Yani çok büyük miktarlarda aerosol gerekecektir. Fransa’daki Paris-Saclay Üniversitesi’ndeki Valérie Masson-Delmotte, bu ozon tabakasını tüketebilir ve iklimi başka yerlerde bozabilir. Olumsuz etkilenen ülkeler tazminat talep edebilir.

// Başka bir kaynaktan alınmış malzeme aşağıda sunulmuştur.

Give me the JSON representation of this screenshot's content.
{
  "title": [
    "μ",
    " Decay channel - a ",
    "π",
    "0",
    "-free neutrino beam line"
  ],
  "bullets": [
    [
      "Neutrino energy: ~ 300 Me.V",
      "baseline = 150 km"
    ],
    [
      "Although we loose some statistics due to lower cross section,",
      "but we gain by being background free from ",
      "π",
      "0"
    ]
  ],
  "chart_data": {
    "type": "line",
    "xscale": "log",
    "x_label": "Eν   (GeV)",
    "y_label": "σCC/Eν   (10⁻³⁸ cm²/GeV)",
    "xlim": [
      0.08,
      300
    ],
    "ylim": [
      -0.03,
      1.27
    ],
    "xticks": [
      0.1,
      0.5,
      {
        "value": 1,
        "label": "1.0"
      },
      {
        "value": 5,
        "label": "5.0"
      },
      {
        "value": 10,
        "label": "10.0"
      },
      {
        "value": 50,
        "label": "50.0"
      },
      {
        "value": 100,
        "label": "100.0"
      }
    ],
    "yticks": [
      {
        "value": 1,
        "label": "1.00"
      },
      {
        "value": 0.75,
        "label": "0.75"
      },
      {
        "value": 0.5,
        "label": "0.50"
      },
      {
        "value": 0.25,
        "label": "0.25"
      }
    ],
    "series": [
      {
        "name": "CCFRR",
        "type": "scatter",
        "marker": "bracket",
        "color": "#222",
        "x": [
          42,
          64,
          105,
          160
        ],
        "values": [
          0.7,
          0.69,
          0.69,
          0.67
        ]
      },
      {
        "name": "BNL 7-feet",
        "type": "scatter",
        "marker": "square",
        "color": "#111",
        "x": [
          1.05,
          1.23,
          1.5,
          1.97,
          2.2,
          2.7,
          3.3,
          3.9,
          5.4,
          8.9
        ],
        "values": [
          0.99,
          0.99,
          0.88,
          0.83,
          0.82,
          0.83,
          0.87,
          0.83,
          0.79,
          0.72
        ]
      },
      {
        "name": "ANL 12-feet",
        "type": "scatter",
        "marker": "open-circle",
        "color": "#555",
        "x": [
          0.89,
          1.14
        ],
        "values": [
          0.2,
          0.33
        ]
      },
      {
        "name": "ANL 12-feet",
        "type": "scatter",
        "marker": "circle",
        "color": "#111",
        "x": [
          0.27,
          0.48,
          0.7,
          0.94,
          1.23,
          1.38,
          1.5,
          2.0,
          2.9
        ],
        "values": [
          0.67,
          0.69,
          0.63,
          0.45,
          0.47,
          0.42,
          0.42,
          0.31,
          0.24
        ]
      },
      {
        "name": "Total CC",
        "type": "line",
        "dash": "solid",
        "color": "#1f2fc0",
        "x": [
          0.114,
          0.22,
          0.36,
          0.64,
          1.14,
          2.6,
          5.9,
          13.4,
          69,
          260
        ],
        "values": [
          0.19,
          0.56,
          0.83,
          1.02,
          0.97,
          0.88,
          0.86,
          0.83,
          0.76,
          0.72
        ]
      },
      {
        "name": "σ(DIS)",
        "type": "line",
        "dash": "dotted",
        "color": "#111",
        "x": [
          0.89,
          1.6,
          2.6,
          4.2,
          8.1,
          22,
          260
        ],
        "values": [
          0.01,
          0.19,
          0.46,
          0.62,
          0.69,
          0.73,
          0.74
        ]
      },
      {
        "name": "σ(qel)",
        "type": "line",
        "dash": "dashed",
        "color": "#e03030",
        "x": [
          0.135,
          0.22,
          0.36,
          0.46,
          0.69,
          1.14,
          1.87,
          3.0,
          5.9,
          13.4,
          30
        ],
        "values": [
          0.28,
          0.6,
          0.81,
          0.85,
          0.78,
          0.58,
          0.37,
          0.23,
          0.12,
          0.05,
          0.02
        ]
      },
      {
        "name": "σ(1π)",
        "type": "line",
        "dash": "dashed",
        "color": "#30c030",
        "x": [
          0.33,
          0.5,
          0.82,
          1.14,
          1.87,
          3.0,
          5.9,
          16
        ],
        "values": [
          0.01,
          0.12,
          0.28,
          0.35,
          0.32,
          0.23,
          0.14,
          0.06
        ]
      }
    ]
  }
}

Bazıları, üstüne deniz suyu pompalayarak Kuzey Kutbu’ndaki deniz buzunu kalınlaştırma fikrini önerdi. Norveç’teki Kuzey Kutup İzleme ve Değerlendirme Programı’nda Heïdi Sevestre, “Bu, sürüklenen, kırılan buz boyunca dağıtılan milyonlarca cihaz gerektirecek” diyor. “Bu teknolojik, lojistik ve finansal olarak gerçekçi değil.”
Araştırmacıların değerlendirdiği son fikir, deniz tabanındaki tortularda daha organik madde kilitlenirse karbonu kaldıran fitoplankton büyümesini artırmak için Güney Okyanusu’nu gübrelemektir. Ancak 12 küçük denemede, daha fazla karbon deniz tabanına sadece bir tanesine ulaştı. Masson-Delmotte, bu yaklaşımın okyanuslarda oksijen kaybını hızlandırabileceğini ve metan ve azot oksit gibi güçlü sera gazlarının salınmasını potansiyel olarak artırabileceğini söylüyor.
Masson-Delmotte, “Bu yaklaşımların bazı taraftarlarının aşırı hevesli olduğu ve zorlukların çok basit bir (görüşü) olduğu tartışmalardan son derece endişeliyim” diyor. “Bence bu çalışma bu tür boşlukları ele alıyor.”
Siegert, bu fikirler üzerine daha fazla araştırmanın kaynak israfı olduğunu düşünüyor. “Ölçeğin imkansızlığı araştıramayacağınız bir şey” diyor.
Tüm araştırmacılar ikna olmuyor. İngiltere, Cambridge’de İklim Onarım Merkezi’ndeki Shaun Fitzgerald, “Masadan çıkarılmaları için bu yaklaşımların hiçbirinin yeterince bilindiğini düşünmüyorum” diyor.